Philip Morris deceives customers in purpose led campaign

by ethan.wainwright@finncomms.com

22nd July, 2019

Each year Cannes Festival features “The Good Track”, which shines a spotlight on life-changing work and initiatives which make the world a better place. This year’s Good Track had a plethora of inspiring individuals and brands on the lineup who are truly taking steps to make the world a better place. 

And then there was Phillip Morris, the world’s largest cigarette company. In 2016 the company pledged to make the world smoke-free. It didn’t set itself a target for when this might be, or even elaborate much more but it came to Cannes Lions speaking proudly about the investment it has put into its new e-cigarette line, IQOS and how many people it has helped switch from normal cigarettes. 

On the surface, this all seems pretty impressive. The brand is helping people quit and investing in technology that many cite as being far less harmful than cigarettes. Under the slogan “A year of unsmoke”, Phillip Morris seem to be intent on changing the world for the better.
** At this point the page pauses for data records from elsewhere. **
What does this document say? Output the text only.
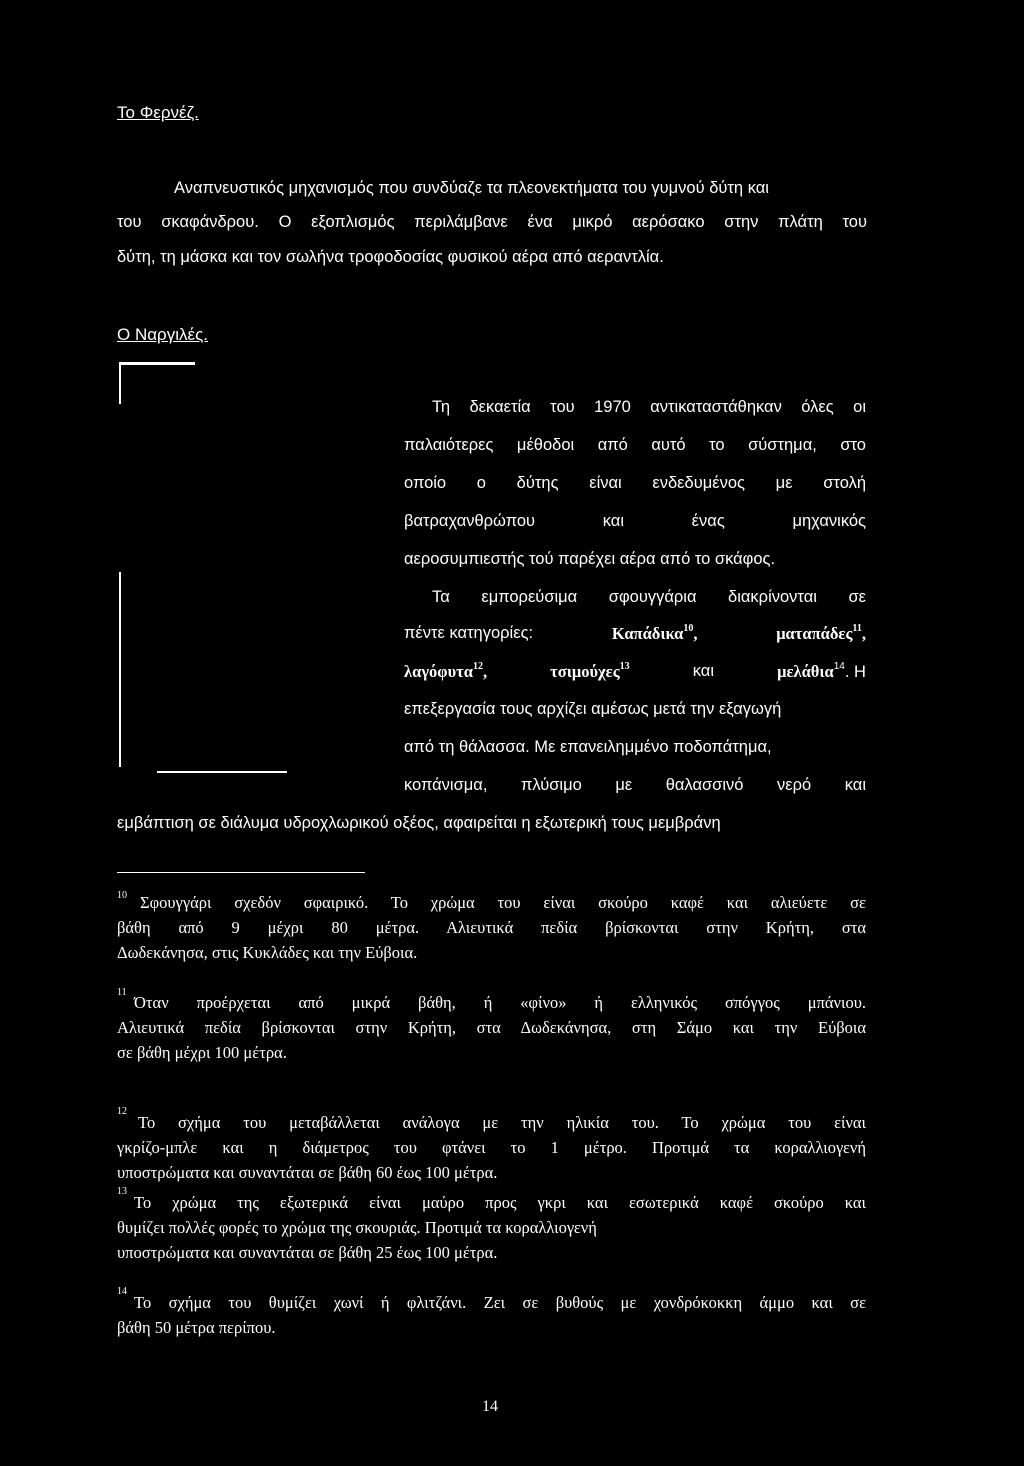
Το Φερνέζ.
Αναπνευστικός μηχανισμός που συνδύαζε τα πλεονεκτήματα του γυμνού δύτη και
του σκαφάνδρου. Ο εξοπλισμός περιλάμβανε ένα μικρό αερόσακο στην πλάτη του
δύτη, τη μάσκα και τον σωλήνα τροφοδοσίας φυσικού αέρα από αεραντλία.
Ο Ναργιλές.
Τη δεκαετία του 1970 αντικαταστάθηκαν όλες οι
παλαιότερες μέθοδοι από αυτό το σύστημα, στο
οποίο ο δύτης είναι ενδεδυμένος με στολή
βατραχανθρώπου και ένας μηχανικός
αεροσυμπιεστής τού παρέχει αέρα από το σκάφος.
Τα εμπορεύσιμα σφουγγάρια διακρίνονται σε
πέντε κατηγορίες:	Καπάδικα$^{10}$,	ματαπάδες$^{11}$,
λαγόφυτα$^{12}$,	τσιμούχες$^{13}$	και	μελάθια$^{14}$. Η
επεξεργασία τους αρχίζει αμέσως μετά την εξαγωγή
από τη θάλασσα. Με επανειλημμένο ποδοπάτημα,
κοπάνισμα, πλύσιμο με θαλασσινό νερό και
εμβάπτιση σε διάλυμα υδροχλωρικού οξέος, αφαιρείται η εξωτερική τους μεμβράνη
$^{10}$ Σφουγγάρι σχεδόν σφαιρικό. Το χρώμα του είναι σκούρο καφέ και αλιεύετε σε
βάθη από 9 μέχρι 80 μέτρα. Αλιευτικά πεδία βρίσκονται στην Κρήτη, στα
Δωδεκάνησα, στις Κυκλάδες και την Εύβοια.
$^{11}$
Όταν προέρχεται από μικρά βάθη, ή «φίνο» ή ελληνικός σπόγγος μπάνιου.
Αλιευτικά πεδία βρίσκονται στην Κρήτη, στα Δωδεκάνησα, στη Σάμο και την Εύβοια
σε βάθη μέχρι 100 μέτρα.
$^{12}$
Το σχήμα του μεταβάλλεται ανάλογα με την ηλικία του. Το χρώμα του είναι
γκρίζο-μπλε και η διάμετρος του φτάνει το 1 μέτρο. Προτιμά τα κοραλλιογενή
υποστρώματα και συναντάται σε βάθη 60 έως 100 μέτρα.
$^{13}$
Το χρώμα της εξωτερικά είναι μαύρο προς γκρι και εσωτερικά καφέ σκούρο και
θυμίζει πολλές φορές το χρώμα της σκουριάς. Προτιμά τα κοραλλιογενή
υποστρώματα και συναντάται σε βάθη 25 έως 100 μέτρα.
$^{14}$
Το σχήμα του θυμίζει χωνί ή φλιτζάνι. Ζει σε βυθούς με χονδρόκοκκη άμμο και σε
βάθη 50 μέτρα περίπου.
14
The problem is that this is a prime example of corporate deception. It’s one thing for Phillip Morris to talk about a smoke-free world but it’s another for it to make it happen, and this is something that it’s clearly not doing. 
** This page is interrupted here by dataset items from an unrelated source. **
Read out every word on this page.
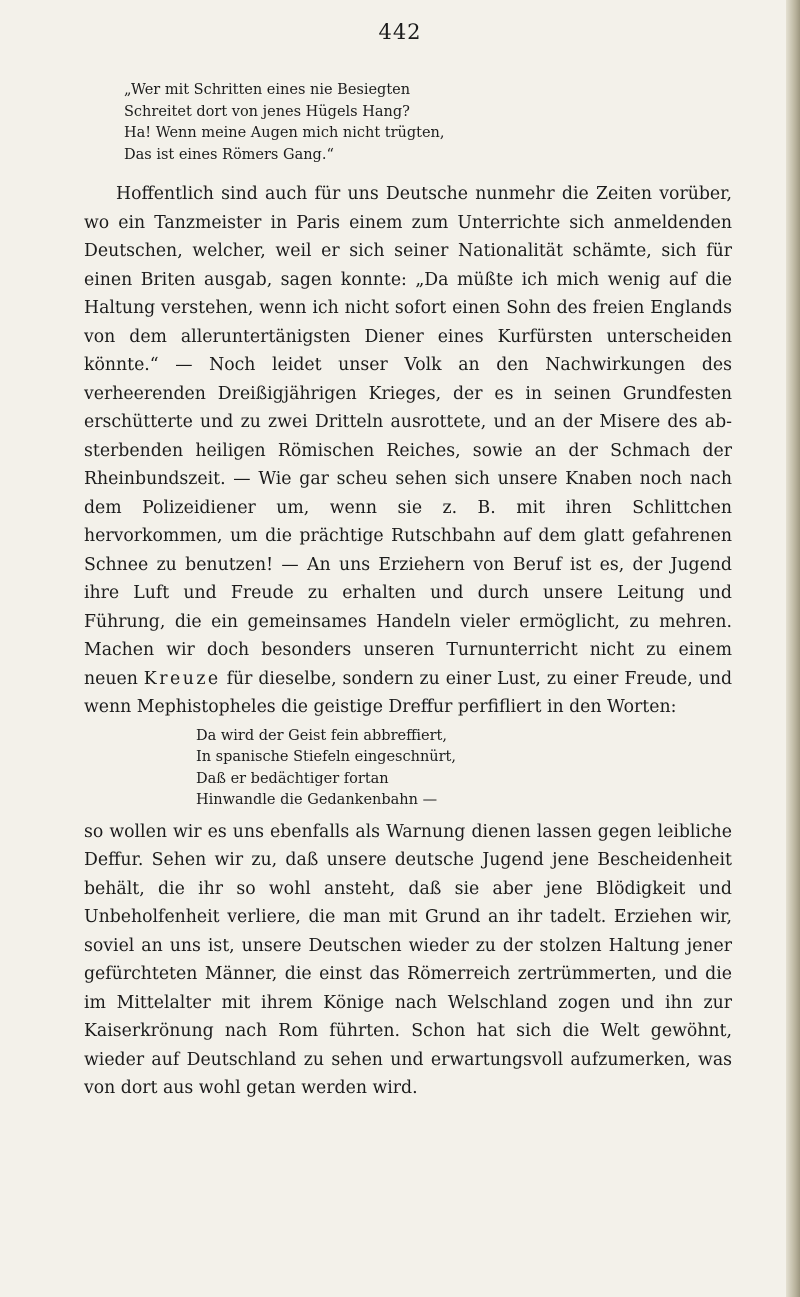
442
„Wer mit Schritten eines nie Besiegten
Schreitet dort von jenes Hügels Hang?
Ha! Wenn meine Augen mich nicht trügten,
Das ist eines Römers Gang.“

Hoffentlich sind auch für uns Deutsche nunmehr die Zeiten vorüber, wo ein Tanzmeister in Paris einem zum Unterrichte sich anmeldenden Deutschen, welcher, weil er sich seiner Nationalität schämte, sich für einen Briten ausgab, sagen konnte: „Da müßte ich mich wenig auf die Haltung verstehen, wenn ich nicht sofort einen Sohn des freien Englands von dem alleruntertänigsten Diener eines Kurfürsten unterscheiden könnte.“ — Noch leidet unser Volk an den Nachwirkungen des verheerenden Dreißigjährigen Krieges, der es in seinen Grundfesten erschütterte und zu zwei Dritteln ausrottete, und an der Misere des absterbenden heiligen Römischen Reiches, sowie an der Schmach der Rheinbundszeit. — Wie gar scheu sehen sich unsere Knaben noch nach dem Polizeidiener um, wenn sie z. B. mit ihren Schlittchen hervorkommen, um die prächtige Rutschbahn auf dem glatt gefahrenen Schnee zu benutzen! — An uns Erziehern von Beruf ist es, der Jugend ihre Luft und Freude zu erhalten und durch unsere Leitung und Führung, die ein gemeinsames Handeln vieler ermöglicht, zu mehren. Machen wir doch besonders unseren Turnunterricht nicht zu einem neuen Kreuze für dieselbe, sondern zu einer Lust, zu einer Freude, und wenn Mephistopheles die geistige Dreffur perfifliert in den Worten:

Da wird der Geist fein abbreffiert,
In spanische Stiefeln eingeschnürt,
Daß er bedächtiger fortan
Hinwandle die Gedankenbahn —

so wollen wir es uns ebenfalls als Warnung dienen lassen gegen leibliche Deffur. Sehen wir zu, daß unsere deutsche Jugend jene Bescheidenheit behält, die ihr so wohl ansteht, daß sie aber jene Blödigkeit und Unbeholfenheit verliere, die man mit Grund an ihr tadelt. Erziehen wir, soviel an uns ist, unsere Deutschen wieder zu der stolzen Haltung jener gefürchteten Männer, die einst das Römerreich zertrümmerten, und die im Mittelalter mit ihrem Könige nach Welschland zogen und ihn zur Kaiserkrönung nach Rom führten. Schon hat sich die Welt gewöhnt, wieder auf Deutschland zu sehen und erwartungsvoll aufzumerken, was von dort aus wohl getan werden wird.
While PM is marketing it’s new electronic cigarettes in wealthier Western countries, like the UK, where cigarettes are falling out of fashion, it’s aggressively marketing traditional cigarettes in poorer countries. 

In these countries the laws are more relaxed and there’s less education available about the negative side-effects of smoking. Just weeks before Phillip Morris announced the launch of the “Year of Unsmoke”, it unveiled a new high-tar, high-nicotine cigarette brand in Indonesia called “Bold”. Anyone else thinks this feels a little hypocritical? 

After all, it’s pretty misleading to talk about moving towards a smoke-free world when you’re still pushing deadly products in less developed countries and relentlessly targeting young people through advertising. It’s manipulative and makes the brand’s messaging feel disingenuous.  

It’s another example of a brand tripping itself up because it didn’t have all its ducks in a row and its messaging didn’t align with its actions. The connected world we live in means that people can and will sniff out any discrepancies in a brand’s messaging, so transparency is key, especially for a cigarette company.